Location: Hydraulic Engineering ResearchTitle: Closure to "Inception point relationship for flat-sloped stepped spillways" by Sherry L. Hunt and Kem C. Kadavy) Author
Submitted to: Journal of Hydraulic Engineering
Publication Type: Peer reviewed journal
Publication Acceptance Date: 4/4/2012
Publication Date: 11/1/2012
Citation: Hunt, S.L., Kadavy, K.C. 2012. Closure to "Inception point relationship for flat-sloped stepped spillways" by Sherry L. Hunt and Kem C. Kadavy. Journal of Hydraulic Engineering. 138(11):1004-1005. Interpretive Summary: Earthen dams are aging, and with age, many dams reflect a change in hazard classification resulting in deficient spillway capacity due to urban sprawl. Flow characteristics in stepped spillways applied to earthen dams behave differently depending on the slope of the spillway. An equation for determining the location where the aerated or "white water" flow begins was developed from research conducted at the USDA-ARS Hydraulic Engineering Research Unit. The equation significantly overestimates the location of "white water" for a specific prototype data point, but only slightly overestimates the location for an independently obtained specific prototype data point. The error observed between the two prototype data points may be due to inflow conditions. Using appropriate engineering judgment, this research could assist design engineers with the final design of stepped spillways with slopes greater than 10 degrees.

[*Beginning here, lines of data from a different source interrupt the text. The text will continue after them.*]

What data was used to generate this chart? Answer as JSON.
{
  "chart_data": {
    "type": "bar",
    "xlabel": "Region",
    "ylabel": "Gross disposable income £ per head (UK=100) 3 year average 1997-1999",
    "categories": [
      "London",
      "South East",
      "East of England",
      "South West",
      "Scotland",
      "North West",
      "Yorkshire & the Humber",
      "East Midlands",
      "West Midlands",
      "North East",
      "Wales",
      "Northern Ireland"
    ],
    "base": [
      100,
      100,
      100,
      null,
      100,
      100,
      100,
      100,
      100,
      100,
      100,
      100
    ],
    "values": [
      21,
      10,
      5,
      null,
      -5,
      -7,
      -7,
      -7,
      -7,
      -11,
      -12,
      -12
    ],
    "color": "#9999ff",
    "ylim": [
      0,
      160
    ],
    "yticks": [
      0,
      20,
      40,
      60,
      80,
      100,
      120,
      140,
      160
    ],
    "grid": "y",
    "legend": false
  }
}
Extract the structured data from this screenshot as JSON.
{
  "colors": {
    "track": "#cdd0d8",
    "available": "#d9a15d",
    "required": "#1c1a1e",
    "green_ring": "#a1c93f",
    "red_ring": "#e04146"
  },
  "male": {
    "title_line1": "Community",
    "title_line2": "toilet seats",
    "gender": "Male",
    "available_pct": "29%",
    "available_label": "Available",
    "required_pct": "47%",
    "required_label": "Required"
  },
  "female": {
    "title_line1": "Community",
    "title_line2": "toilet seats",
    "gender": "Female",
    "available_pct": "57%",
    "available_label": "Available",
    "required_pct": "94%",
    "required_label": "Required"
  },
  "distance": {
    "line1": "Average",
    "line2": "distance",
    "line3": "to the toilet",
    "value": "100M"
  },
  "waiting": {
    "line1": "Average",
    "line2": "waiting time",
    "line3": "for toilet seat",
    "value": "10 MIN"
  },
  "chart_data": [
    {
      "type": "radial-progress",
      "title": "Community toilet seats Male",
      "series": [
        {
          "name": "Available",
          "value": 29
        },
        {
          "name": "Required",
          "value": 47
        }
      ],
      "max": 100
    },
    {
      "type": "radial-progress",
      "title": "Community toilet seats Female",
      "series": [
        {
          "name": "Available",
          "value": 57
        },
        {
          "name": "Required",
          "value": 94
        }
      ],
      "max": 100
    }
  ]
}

Technical Abstract: Stepped spillways applied to embankment dams have become more common for addressing deficiencies in spillway capacity for existing dams. Because flow characteristics behave differently in flat-sloped stepped spillways as compared to steep-sloped stepped spillways, research has increased in this arena. Research at the USDA-ARS Hydraulic Engineering Research Unit resulted in the development of an optimized inception point relationship for flat-sloped stepped spillways with a broad-crested weir crest section. A discusser conveys that a prototype inception point location can be overestimated by a factor of 2 or 3. The authors having conducted recent research under similar parameters (i.e. slope, step height, and unit discharges) found relatively good agreement with the relationship. Differences in the results of the observed prototype data may be affected by differences in inflow conditions. With appropriate engineering judgment, the correlation could be used for final design stages of a stepped spillway with a broad-crested entrance, but because of the potential for air entrapment, it may be suited for stepped spillways with slopes theta > 10 degrees.